Among all of the costs that impact both electric and gas bills alike your hot water heaters are right at the top of a list of the most costly. Whether you have a large household that uses large volumes of hot water for laundry, bathing and cleaning or a business such as restaurants which go through thousands of gallons of hot water every month these costs can be extreme. With energy costs at a premium these days we are all seeking relief in every way possible to greatly reduce or eliminate these high costs in a way that will give us a quick return on investment and there is nothing quite like the solar thermal hot water system that answers both of these calls. The technologies from which these systems originally emerged came out during the 1970s during the last energy crisis when oil prices spiked and caused the endless lines at gas pumps and large increases to gas and electric costs.
If you have ever left your garden hose laying in the sun all day and then turned it on you can quickly understand just how hot the water in the hose can get from the sun’s energy as the temperatures of water can easily be heated up to 200 degrees F. Today the technologies these systems employ have advanced greatly and offer savings of up to 47% regardless if you live in mild climates that rarely see temperatures that drop to freezing or if you happen to live in a northern tiered state where these freezing temperatures are a way of life every year. Southern states and climates are able to utilize water jacketed systems in heating their hot water tanks during the daylight hours and once the sun sets each night this water is pumped to an interior holding tank that prevents freezing in the event temperatures do drop enough for this to be a concern. Northern states use glycol jacketed closed loop systems because glycol does not freeze yet it still retains and transfers the heat it absorbs in the solar collectors very quickly to hot water tanks.

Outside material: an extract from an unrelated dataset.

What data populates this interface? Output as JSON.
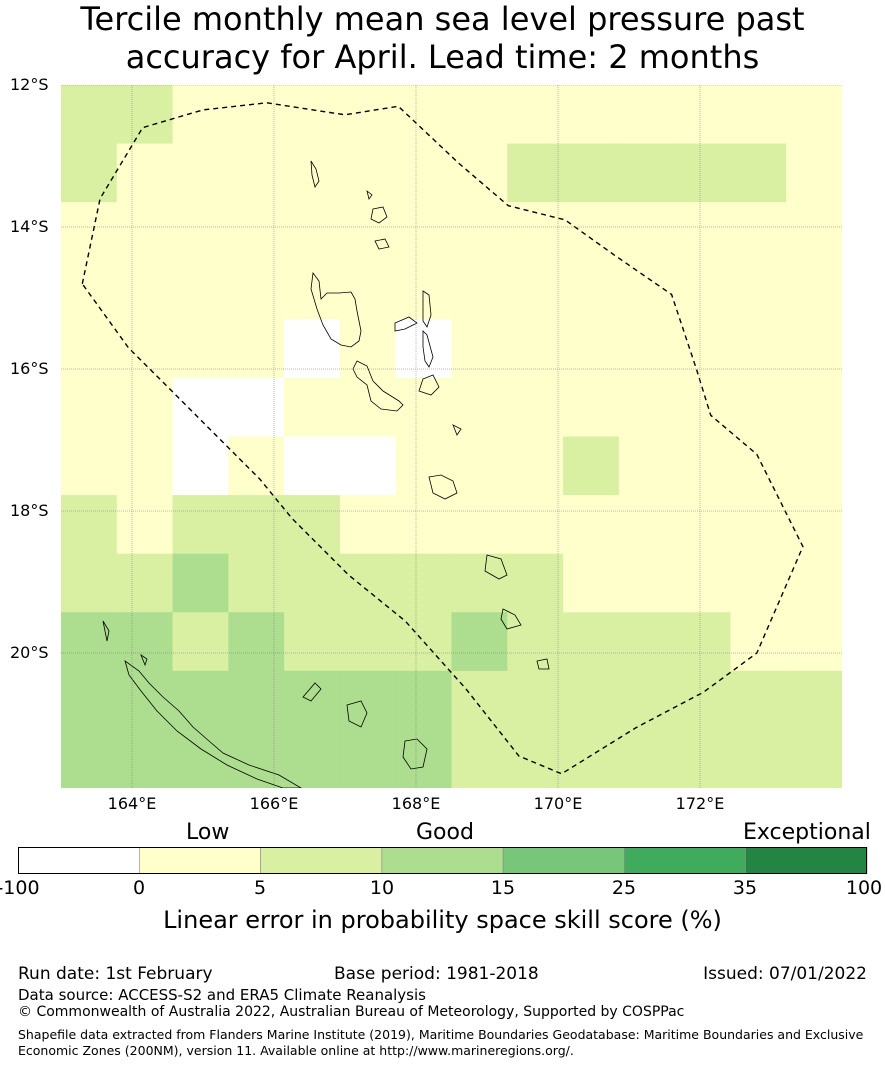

These systems come in a wide variety of configurations for both commercial and residential use depending on what your hot water volume demand is and many commercial model manufacturers have designed some very massive systems that can require ground mounting only because of their weight. Residential needs however do not require such large systems so it is very easy to install one or two solar collector panels while still being able to produce very large volumes of hot water. Large households would want to utilize dual tank systems and whether you are using a single or dual tank configuration both still retain their electric or gas heating circuits but are only used when the solar thermal system cannot keep up with present demand. These solar thermal systems costs vary depending on the type and whether they require water or water diluted glycol as their thermal medium but by and large you can anticipate a return on investment of 6 to 11 years as well as the increased value to the property these systems were installed on.